Goodreads: The Portable Dante
In a combination of poetry and prose, Dante reexamines his approach toward writing and his experience of the courtly love tradition. This is the work that will lead him toward an understanding of what Beatrice means in his life and prepare the way for The Divine Comedy.
Before Dante lost himself in a dark wood, he had another life-changing crisis–or so we are to believe from the Vita Nuova. In this book, composed of both poetry and prose, after the fashion of Boethius’s Consolation of Philosophy, Dante examines the value of his life’s work, interspersing poems from his past in a prose frame that comments upon and reinterprets them; while he once seems to have been tempted by the ideal of courtly love celebrated by other poets, he begins here to turn from that ideal and to focus on the meaning of Beatrice–or divine revelation or love. Through a severe self-reflection, Dante reimagines himself as a poet and promises to write of Beatrice “that which has never been written of any other woman” (Musa 649).
In his introduction to The Portable Dante, Musa suggests that most of Dante’s poems are, in fact, not that great–or at least that other poets of the time were superior to him. Perhaps this is true; I am not sure how well one can judge from a translation. However, I admit that I do not find the majority of Dante’s poems particularly compelling–they seem to vary from the very straightforward to the extremely obscure. Why is Beatrice eating your heart, Dante? This is weird.

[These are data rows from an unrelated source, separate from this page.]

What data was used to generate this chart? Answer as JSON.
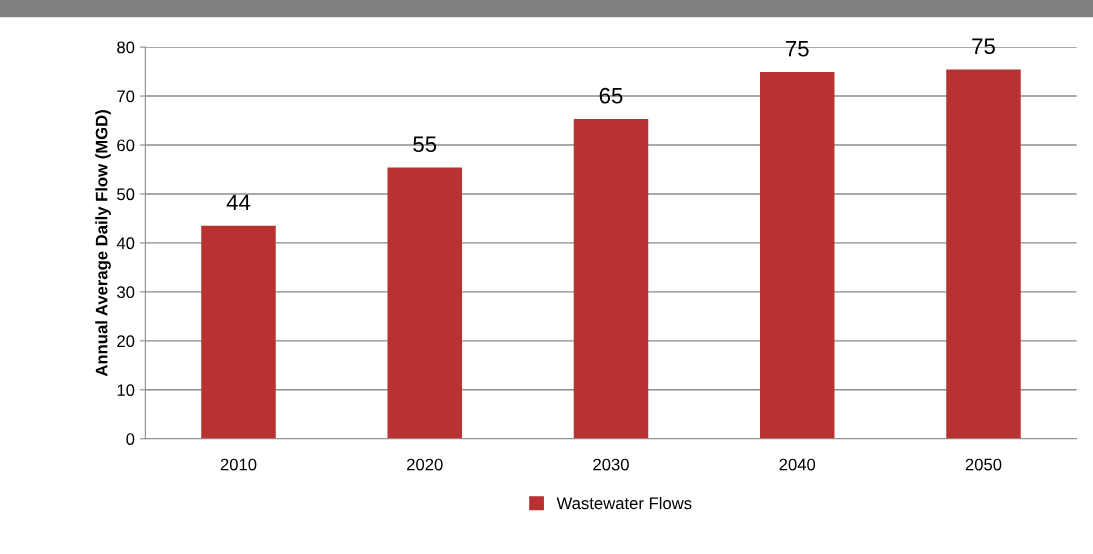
{
  "chart_data": {
    "type": "bar",
    "ylabel": "Annual Average Daily Flow (MGD)",
    "categories": [
      "2010",
      "2020",
      "2030",
      "2040",
      "2050"
    ],
    "series": [
      {
        "name": "Wastewater Flows",
        "color": "#b83232",
        "values": [
          43.5,
          55.4,
          65.3,
          74.9,
          75.4
        ],
        "value_labels": [
          "44",
          "55",
          "65",
          "75",
          "75"
        ]
      }
    ],
    "ylim": [
      0,
      80
    ],
    "yticks": [
      0,
      10,
      20,
      30,
      40,
      50,
      60,
      70,
      80
    ],
    "grid": "y",
    "legend": "bottom"
  }
}
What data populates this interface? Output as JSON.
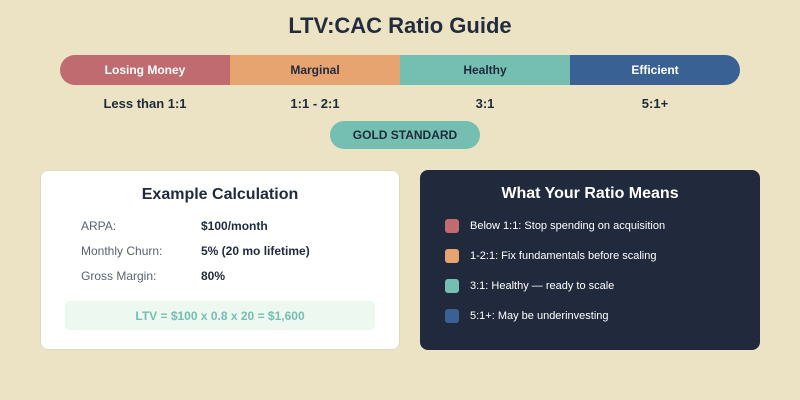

So I admit I do not read the Vita Nuova because I want to read Dante’s poetry, but because I am fascinated by his ability to reinvent himself. He wrote his poems before he conceived of the Vita Nuova, but here he fashions them in to a tale of artistic and spiritual awakening, dwelling on the shame he feels by having spent his poetic talents on lesser subjects and having left the pursuit of Beatrice/the divine life for Lady Philosophy. This is all the more compelling because it seems that after he wrote promising to turn back to heavenly contemplation, he wrote the Convivio, an unfinished encyclopedic work in which he pursues philosophy once more. Dante was nothing if not a man of contradictions!
Here, however, the focus remains on Beatrice, the woman who was not Dante’s lover as some might believe, but instead the sign he found in a human woman of God’s infinite love. He recounts here his first alleged sight of Beatrice when he was nine, the effect of his greeting him, the way in which she inspired goodness in others and left a city desolate when she died. Dante almost seems to verge on the blasphemous, comparing his lady to Christ, her coming announced by Giovanna–that is, John the Baptist. And yet Beatrice is so much more to him than an idol or even a crush. She is something mysterious, almost ineffable–God’s presence on earth, a sign pointing to God. And yet always herself.
The complexity of the work, both with its tantalizing details–how much is real for Dante and how much is invented for the story of Dante the poet?–and its grappling with issues of human understanding and human life, make it an intriguing read. Dante is never predictable here, never didactic, never sentatious. He is a man with an extraordinary mind, probing what is known and what can never be known. Restless, eager, fearless, he questions everything–and happily invites us along on his journey of self-discovery.